La différence avec aujourd'hui, c'est que Nicolas Sarkozy n'est pas un monarque, ni  l'«enfant illégitime de Jacques Chirac», comme il en a plaisanté une fois, lorsqu’il a été confronté à cette idée. La majorité des Français qui s'opposent à laisser les grévistes bloquer la France comprennent que c'est une chose de protester contre une politique, mais une toute autre qu’une minorité de citoyens, soutenue par un parti socialiste dans l’opposition, tienne en otage tout le pays. Tradition et symbolisme jouent un rôle important, mais l'État de droit est devenu une notion primordiale en France.

Ce fait, combiné avec les réalités économiques de la France, aurait dû être suffisant pour garantir un soutien aux réformes de M. Sarkozy. La raison pour laquelle il n'en est rien, c'est que si beaucoup de Français se rendent compte que la grève n'est pas particulièrement efficace, il leur échappe encore que les revendications sans fin des grévistes, ainsi qu'un excès de lois et d’impôts, nuisent à leurs intérêts.
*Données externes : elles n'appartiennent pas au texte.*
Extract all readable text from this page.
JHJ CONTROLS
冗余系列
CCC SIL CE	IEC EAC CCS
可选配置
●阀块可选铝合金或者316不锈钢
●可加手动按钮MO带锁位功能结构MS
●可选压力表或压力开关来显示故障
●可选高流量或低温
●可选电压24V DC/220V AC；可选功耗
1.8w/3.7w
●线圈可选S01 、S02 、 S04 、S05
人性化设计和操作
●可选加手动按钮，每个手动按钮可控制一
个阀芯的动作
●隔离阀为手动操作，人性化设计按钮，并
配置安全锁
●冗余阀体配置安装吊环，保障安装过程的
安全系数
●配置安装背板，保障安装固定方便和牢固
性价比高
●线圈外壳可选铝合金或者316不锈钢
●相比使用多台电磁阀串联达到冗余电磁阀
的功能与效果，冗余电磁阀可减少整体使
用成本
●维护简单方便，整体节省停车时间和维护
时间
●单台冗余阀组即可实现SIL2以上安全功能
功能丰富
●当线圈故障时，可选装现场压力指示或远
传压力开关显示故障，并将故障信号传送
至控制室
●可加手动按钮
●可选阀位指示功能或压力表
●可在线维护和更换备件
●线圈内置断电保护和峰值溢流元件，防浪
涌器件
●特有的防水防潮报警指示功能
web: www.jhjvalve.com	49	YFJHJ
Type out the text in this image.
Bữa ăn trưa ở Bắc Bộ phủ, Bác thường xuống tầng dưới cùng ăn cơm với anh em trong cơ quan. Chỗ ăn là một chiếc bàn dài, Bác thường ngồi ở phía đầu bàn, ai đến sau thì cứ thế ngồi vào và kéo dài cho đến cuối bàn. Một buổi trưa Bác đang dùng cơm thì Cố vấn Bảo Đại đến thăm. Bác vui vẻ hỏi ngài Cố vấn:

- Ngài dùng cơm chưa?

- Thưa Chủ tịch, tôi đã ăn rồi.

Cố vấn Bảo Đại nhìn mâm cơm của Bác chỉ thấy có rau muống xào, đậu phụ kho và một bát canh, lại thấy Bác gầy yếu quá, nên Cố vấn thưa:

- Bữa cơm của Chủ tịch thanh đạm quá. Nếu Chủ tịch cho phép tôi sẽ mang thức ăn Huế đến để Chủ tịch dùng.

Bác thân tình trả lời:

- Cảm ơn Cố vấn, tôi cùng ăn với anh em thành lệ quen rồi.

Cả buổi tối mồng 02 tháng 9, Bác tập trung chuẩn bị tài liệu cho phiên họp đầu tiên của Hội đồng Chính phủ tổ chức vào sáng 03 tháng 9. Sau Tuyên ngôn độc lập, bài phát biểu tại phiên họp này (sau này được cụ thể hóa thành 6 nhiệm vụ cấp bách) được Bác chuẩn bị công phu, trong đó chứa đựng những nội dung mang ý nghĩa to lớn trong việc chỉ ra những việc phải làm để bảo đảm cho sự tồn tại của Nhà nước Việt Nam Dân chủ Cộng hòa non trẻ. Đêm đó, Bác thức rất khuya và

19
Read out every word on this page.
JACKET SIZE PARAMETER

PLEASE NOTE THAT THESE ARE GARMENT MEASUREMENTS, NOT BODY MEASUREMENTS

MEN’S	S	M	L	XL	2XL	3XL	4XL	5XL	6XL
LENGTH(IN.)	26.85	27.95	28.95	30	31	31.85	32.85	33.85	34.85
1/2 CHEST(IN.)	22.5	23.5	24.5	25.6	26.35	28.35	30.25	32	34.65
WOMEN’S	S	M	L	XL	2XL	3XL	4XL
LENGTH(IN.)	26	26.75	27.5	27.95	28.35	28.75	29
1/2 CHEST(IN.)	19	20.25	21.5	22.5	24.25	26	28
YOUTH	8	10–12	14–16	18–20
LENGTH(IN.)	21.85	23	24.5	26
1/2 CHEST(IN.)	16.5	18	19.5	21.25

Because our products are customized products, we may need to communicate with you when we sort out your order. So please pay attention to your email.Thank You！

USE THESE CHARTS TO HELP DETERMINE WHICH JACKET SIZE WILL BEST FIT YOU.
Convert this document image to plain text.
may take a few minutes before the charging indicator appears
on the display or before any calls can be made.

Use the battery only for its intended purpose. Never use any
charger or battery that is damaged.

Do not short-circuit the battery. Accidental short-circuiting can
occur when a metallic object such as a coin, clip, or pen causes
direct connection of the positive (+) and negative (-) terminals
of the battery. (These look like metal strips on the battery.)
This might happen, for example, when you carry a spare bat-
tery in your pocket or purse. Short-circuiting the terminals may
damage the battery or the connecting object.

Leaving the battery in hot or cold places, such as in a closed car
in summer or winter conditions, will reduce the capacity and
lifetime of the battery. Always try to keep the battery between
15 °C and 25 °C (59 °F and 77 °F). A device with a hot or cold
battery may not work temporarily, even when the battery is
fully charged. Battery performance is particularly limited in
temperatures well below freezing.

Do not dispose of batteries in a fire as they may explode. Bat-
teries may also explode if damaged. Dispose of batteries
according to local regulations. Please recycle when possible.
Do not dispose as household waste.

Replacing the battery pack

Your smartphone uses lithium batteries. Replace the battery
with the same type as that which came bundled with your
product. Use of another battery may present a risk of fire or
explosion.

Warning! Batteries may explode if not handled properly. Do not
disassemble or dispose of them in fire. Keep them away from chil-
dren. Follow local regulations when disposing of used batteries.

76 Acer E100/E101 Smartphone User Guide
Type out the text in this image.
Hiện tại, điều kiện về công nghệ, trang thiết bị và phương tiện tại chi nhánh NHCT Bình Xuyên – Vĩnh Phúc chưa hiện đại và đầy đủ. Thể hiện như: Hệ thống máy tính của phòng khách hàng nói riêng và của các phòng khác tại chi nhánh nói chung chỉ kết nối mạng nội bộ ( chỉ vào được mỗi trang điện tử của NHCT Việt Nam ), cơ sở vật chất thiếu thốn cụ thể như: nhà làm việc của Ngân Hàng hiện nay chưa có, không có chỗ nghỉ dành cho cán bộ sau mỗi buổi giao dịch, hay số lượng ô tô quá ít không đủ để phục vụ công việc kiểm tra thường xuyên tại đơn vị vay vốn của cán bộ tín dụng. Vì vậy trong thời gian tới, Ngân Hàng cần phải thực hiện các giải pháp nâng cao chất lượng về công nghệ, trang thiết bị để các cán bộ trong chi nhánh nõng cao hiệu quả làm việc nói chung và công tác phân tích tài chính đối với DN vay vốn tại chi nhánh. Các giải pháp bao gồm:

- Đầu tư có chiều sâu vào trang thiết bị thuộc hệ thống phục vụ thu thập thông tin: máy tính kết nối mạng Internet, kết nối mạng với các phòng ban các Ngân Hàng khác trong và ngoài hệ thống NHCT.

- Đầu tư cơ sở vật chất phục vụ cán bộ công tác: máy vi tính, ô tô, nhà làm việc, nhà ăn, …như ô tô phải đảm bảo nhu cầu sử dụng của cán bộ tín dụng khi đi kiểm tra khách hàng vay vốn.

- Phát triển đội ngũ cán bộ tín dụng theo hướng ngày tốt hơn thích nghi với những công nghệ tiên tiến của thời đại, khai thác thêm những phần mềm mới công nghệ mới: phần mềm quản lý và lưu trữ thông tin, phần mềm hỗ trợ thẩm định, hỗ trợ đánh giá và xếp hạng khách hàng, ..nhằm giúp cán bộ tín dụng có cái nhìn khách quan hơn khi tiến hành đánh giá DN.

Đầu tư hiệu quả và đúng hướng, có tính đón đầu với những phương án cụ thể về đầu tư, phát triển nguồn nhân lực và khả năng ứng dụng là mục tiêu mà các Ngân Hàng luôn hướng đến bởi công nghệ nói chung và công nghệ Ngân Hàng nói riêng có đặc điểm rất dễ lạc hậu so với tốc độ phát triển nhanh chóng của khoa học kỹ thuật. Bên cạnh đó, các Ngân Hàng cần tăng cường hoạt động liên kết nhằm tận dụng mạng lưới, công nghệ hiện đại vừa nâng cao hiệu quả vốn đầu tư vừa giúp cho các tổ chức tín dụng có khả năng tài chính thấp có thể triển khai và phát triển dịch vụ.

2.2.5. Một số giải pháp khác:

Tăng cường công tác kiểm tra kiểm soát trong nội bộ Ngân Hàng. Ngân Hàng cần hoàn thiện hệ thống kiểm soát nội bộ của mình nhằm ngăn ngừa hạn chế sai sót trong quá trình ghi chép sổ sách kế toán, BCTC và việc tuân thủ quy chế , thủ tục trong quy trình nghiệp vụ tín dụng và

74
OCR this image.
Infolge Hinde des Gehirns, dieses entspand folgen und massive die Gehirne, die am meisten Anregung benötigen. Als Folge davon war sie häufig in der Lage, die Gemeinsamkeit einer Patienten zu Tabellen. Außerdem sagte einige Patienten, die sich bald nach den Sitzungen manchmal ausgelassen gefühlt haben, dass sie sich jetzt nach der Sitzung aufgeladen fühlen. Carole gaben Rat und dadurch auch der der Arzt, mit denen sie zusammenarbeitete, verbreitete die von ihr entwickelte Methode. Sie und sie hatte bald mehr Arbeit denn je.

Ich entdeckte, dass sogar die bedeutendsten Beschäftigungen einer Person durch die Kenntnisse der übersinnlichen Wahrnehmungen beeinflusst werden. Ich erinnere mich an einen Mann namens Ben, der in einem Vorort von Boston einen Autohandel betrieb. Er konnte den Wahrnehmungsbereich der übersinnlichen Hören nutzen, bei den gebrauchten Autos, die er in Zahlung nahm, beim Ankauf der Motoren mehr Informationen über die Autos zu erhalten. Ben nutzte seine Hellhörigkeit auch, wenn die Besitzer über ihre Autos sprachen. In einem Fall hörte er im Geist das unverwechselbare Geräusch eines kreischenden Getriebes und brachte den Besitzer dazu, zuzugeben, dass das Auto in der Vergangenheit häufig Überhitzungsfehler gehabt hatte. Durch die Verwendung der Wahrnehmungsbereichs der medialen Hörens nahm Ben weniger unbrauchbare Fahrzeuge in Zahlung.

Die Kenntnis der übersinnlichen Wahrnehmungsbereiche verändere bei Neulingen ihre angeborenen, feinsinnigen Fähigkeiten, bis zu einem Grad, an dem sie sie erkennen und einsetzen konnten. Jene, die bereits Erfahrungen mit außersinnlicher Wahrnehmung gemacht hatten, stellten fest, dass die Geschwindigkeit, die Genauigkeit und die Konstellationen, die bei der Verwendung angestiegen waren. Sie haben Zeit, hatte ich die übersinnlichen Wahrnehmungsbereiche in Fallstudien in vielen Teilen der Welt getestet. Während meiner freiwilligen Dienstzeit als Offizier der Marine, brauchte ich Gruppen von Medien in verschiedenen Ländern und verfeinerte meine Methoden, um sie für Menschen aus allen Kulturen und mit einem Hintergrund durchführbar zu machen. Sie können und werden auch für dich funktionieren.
Le président n’a personne, sinon lui-même, à blâmer pour ce problème de communication. Alors que les protestataires s'opposent à la lettre et à l'esprit de ses réformes, M. Sarkozy n'a pas encore précisé que ses réformes sont justement conçues pour s'opposer à la lettre et à l'esprit des protestataires. Jusqu'à présent, la tactique de M. Sarkozy a oscillé entre la menace brandie à l’encontre des adversaires de ses réformes et la sucette de «solidarité» destinée à masquer ses intentions. Le résultat est une schizophrénie collective déclenchée par une réformette sans la moindre portée économique.

Avec un taux d'approbation en baisse à 29%, il ne reste que dix-huit mois à M. Sarkozy pour préparer sa réélection. Sa seule chance pour un second mandat est de commencer à expliquer tous les jours, jusqu'à ce qu'il en ait la nausée, comment l’absence de croissance économique et les grèves nuisent aux intérêts du peuple français et à la création d’emplois.

Si M. Sarkozy avait montré aux Français qu’ils sont les enfants perdus de Frédéric Bastiat et qu'ils ont échangé une monarchie pour une camisole de force confectionnée par les syndicats, il aurait réalisé une réforme plus profonde que le report de deux ans de l’âge légal de la retraite. Et s'il était vraiment en faveur du laisser-faire, comme il en est accusé, il ne se serait pas contenté de repousser l'âge légal de la retraite. Il aurait invité le gouvernement à se retirer de la gestion des retraites : "Gardez votre argent, prenez votre retraite quand vous voulez, mais ne cherchez pas à nous contacter si vous êtes incapables de gérer votre nouvelle liberté. »

La leçon pour le reste d'entre nous, c'est que lorsque les émeutiers sont dans la rue, aucune dissonance politique n’est autorisée.